According to McCauley, the wastewater plumes — which he said could contain copper, cadmium, iron, cobalt, chromium, nickel and zinc, “have more consequences for fisheries.”

He said computer modeling has been done by researchers from the University of Hawaii and Massachusetts Institute of Technology in an effort to determine how large those plumes will be, how far they will extend, and the impact they will have on fisheries.

“We won’t know until if mining were to start what would be the real spatial impact will be of these plumes,” he said. “… “U.S. fisheries, for the international fisheries that operate in the high seas, are some of the most impacted when you break it down by country level.”

He said the plumes could overlap into between 8% and 16% of U.S. fisheries.

“The CCZ is the area where there’s the highest level of catch overlap with these mining plume areas,” he said.

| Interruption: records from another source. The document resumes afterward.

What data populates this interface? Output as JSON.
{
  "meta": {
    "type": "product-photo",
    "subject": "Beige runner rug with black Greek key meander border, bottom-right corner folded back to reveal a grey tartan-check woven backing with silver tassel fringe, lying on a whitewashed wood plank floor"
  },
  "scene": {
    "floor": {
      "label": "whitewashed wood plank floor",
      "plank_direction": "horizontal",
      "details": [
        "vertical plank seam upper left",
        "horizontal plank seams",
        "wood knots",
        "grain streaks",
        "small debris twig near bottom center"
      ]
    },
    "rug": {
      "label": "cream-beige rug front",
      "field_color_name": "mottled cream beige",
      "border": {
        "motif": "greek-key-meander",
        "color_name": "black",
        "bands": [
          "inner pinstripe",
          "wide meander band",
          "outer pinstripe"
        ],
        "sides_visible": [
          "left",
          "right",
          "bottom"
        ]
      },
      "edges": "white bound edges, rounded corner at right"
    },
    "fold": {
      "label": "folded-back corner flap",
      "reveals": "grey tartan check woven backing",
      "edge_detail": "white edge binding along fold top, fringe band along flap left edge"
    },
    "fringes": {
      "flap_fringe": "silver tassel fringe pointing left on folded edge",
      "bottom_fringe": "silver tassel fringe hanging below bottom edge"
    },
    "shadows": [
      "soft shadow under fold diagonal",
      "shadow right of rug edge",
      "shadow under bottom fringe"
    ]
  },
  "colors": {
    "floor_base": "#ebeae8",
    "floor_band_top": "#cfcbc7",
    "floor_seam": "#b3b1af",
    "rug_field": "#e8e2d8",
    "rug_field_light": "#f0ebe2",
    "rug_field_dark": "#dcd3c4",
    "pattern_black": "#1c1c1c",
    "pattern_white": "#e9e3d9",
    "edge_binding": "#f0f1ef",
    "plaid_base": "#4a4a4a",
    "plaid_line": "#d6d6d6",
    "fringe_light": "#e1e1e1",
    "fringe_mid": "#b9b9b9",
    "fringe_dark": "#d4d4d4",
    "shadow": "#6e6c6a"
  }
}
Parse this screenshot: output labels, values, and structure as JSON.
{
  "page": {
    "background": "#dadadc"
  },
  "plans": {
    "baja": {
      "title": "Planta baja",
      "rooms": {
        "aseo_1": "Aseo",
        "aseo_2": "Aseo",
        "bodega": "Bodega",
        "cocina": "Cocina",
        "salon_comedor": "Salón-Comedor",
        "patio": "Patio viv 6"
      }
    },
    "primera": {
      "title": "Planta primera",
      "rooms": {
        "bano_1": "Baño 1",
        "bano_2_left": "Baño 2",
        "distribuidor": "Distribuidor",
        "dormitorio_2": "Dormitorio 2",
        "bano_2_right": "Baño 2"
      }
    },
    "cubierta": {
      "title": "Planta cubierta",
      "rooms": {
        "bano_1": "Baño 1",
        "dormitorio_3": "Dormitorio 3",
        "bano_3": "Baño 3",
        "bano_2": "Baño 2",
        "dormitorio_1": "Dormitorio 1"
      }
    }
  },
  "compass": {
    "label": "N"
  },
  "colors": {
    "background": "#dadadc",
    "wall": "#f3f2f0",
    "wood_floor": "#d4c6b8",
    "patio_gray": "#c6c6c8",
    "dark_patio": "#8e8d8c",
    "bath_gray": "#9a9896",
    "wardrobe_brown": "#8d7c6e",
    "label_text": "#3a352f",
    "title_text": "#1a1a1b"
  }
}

According to McCauley, projections about catch data based on the size of plume overlap into fisheries has been done for skipjack, yellowfin and bigeye tuna. With an overlap of 200 kilometers by the waste plumes, it’s projected there will be an encroachment of 11.3% into skipjack tuna fisheries.

“A number of 11% might be large, it might be small. But if mining was to be proposed in 11% of my own back yard or impact 11% of my family garden, I would be upset,” McCauley said. “It would not be a small number for me.”